What does Kosovo, where the Albanians suffered persecution, have in common with the situation of the people in Crimea, who have never been oppressed? What's the point in contempt for Ukraine's government and parliament? What's the point in labelling Ukrainian authorities as "fascist and anti-Semitic"? Crimean Tatars will give no heed to the fairy tales about fascists ruling Ukraine; they can still remember the mass deportations, brutal and murderous, of their country people that were ordered by Stalin and executed by the NKVD.

Putin evokes the story of a Russia that the whole world has discriminated against for the last three centuries. Indeed, it's hard to imagine a more severe discrimination than the one dating back to the times of bloody despots: Catherine II, Nicholas I or Joseph Stalin.

Putin also warns Russians and Ukrainians that "we and you, the Russians and the Ukrainians, may soon lose Crimea altogether." Yet he fails to specify who – perhaps Poles and Lithuanians again – is whetting their appetite for Sevastopol.

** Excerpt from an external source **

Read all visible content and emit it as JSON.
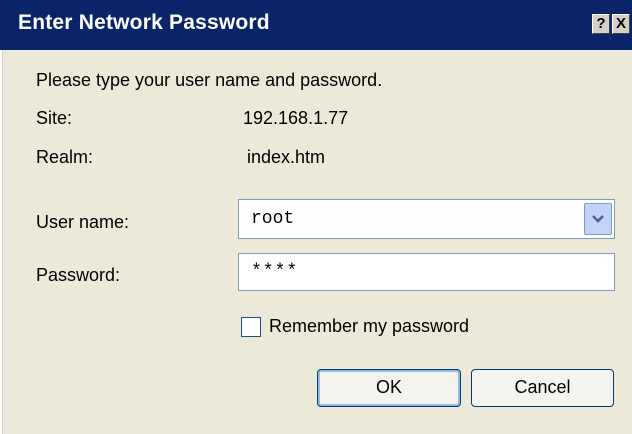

We couldn't leave the people of Crimea "alone in their predicament," says Putin. These words make you smile a sad smile; it's a quotation from Leonid Brezhnev who made this statement in August 1968 when justifying the intervention in Czechoslovakia.





"We want Ukraine to be a strong, sovereign and independent country," says Putin. This in turn is a remark Stalin made about Poland in 1945. I will not mention here the words said by Hitler during the Anschluss and the conquest of Czechoslovakia – my friends, Russian democrats, have already done so.

History has come full circle. This is the real end of history – the history of dreams about a world governed by democratic values and the market economy. If the democratic world fails to grasp that now is no time for the traditional faith in diplomatic compromise, and that we must find a strong enough response to stop Putin's imperial and thuggish policy, then a logic of events will set in motion that one is even afraid to think of today. It takes force to stop a thug.

I commend and take pride in Poland's policy and the attitude of Polish society. Poland's prudent and determined policy does us great credit. But we must realize that the best quarter century in the last four centuries of Polish history is about to end before our very eyes. A time of tectonic shifts has begun. Let's appreciate what we've managed to achieve, and let's learn to protect it.

We all remember that the Godfather met an unhappy fate, and I don't think his Russian plagiarist will fare much better.